Open qrilka opened 8 years ago

qrilka commented 8 years ago

It appears to be more performant than lrucache - I hope I could get some time creating a PR with psqueues-based cache in it, but probably you have done it already?

blitzcode commented 8 years ago

lrucache uses pretty much the most naive implementation of this container without doing something silly, it's to be expected that psqueues are faster. I did not try psqueues myself. I vaguely (I might be wrong here) remember some interaction with the author of psqueues a while ago, I don't think it's actually faster than the fastest Trie implemented here. I personally also stopped looking into better solutions - for my use case the best solution I have here made it drop from the profile, no more improvement was needed.

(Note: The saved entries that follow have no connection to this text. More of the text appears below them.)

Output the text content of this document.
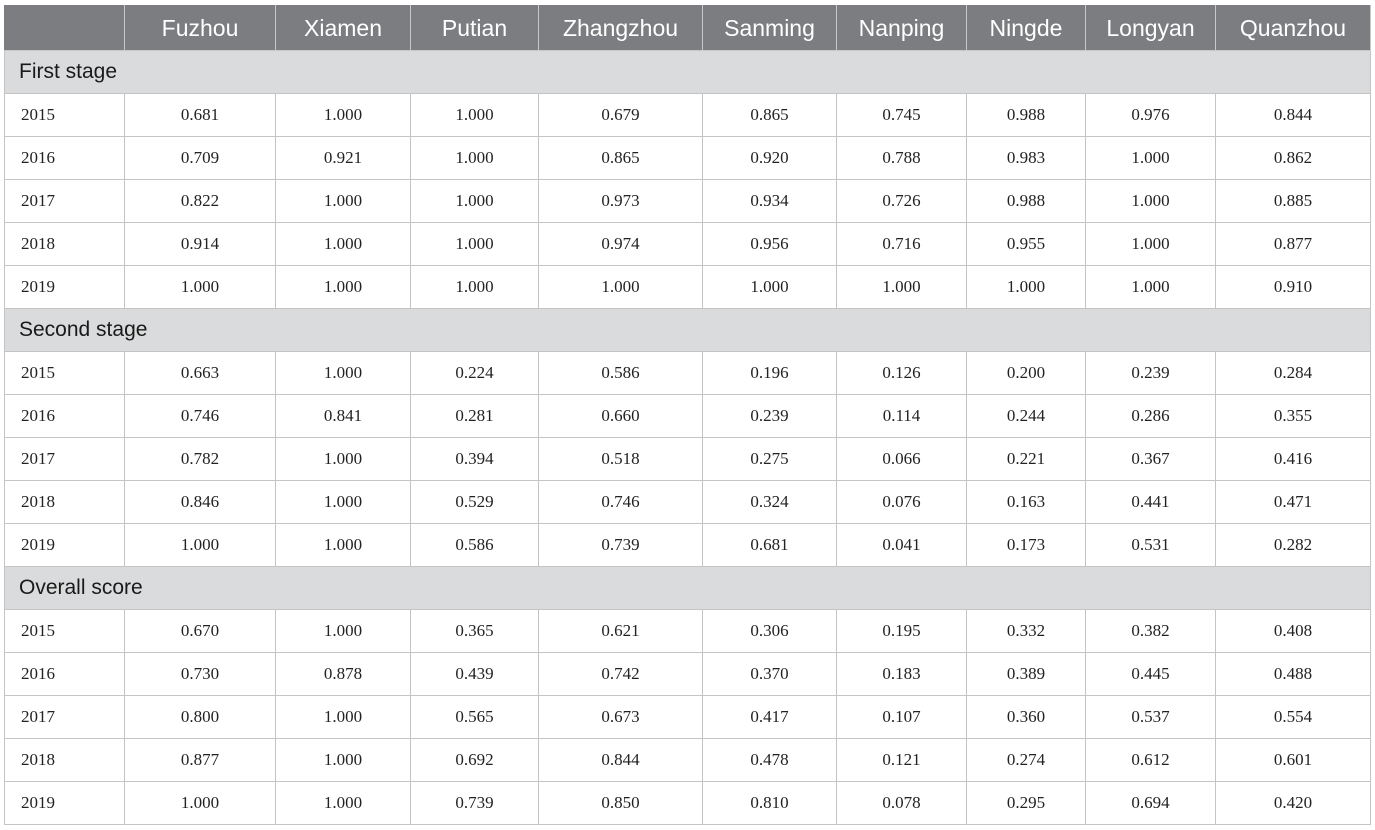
	Fuzhou	Xiamen	Putian	Zhangzhou	Sanming	Nanping	Ningde	Longyan	Quanzhou
First stage									
2015	0.681	1.000	1.000	0.679	0.865	0.745	0.988	0.976	0.844
2016	0.709	0.921	1.000	0.865	0.920	0.788	0.983	1.000	0.862
2017	0.822	1.000	1.000	0.973	0.934	0.726	0.988	1.000	0.885
2018	0.914	1.000	1.000	0.974	0.956	0.716	0.955	1.000	0.877
2019	1.000	1.000	1.000	1.000	1.000	1.000	1.000	1.000	0.910
Second stage									
2015	0.663	1.000	0.224	0.586	0.196	0.126	0.200	0.239	0.284
2016	0.746	0.841	0.281	0.660	0.239	0.114	0.244	0.286	0.355
2017	0.782	1.000	0.394	0.518	0.275	0.066	0.221	0.367	0.416
2018	0.846	1.000	0.529	0.746	0.324	0.076	0.163	0.441	0.471
2019	1.000	1.000	0.586	0.739	0.681	0.041	0.173	0.531	0.282
Overall score									
2015	0.670	1.000	0.365	0.621	0.306	0.195	0.332	0.382	0.408
2016	0.730	0.878	0.439	0.742	0.370	0.183	0.389	0.445	0.488
2017	0.800	1.000	0.565	0.673	0.417	0.107	0.360	0.537	0.554
2018	0.877	1.000	0.692	0.844	0.478	0.121	0.274	0.612	0.601
2019	1.000	1.000	0.739	0.850	0.810	0.078	0.295	0.694	0.420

qrilka commented 8 years ago

Thanks for the answer. For our task LRU cache is not critical but I'm still curious what will be the difference :) I'll try to find some time to create that PR.

blitzcode commented 8 years ago

Sure, it's a really interesting data structure problem!

When I ported to a current GHC / 64bit I noticed some performance regressions, didn't really investigate. Probably just the 64bit change, though. It's probably possible to get some of the performance back. I originally designed for 32bit Ints and did some work-arounds for that.

It might also be possible to make the HAMT approach work, never finished that implementation after some initially disappointing results.

For best performance, an actual mutable data structure implementing what the map based ones are emulating in a functional manner would likely be unbeatable.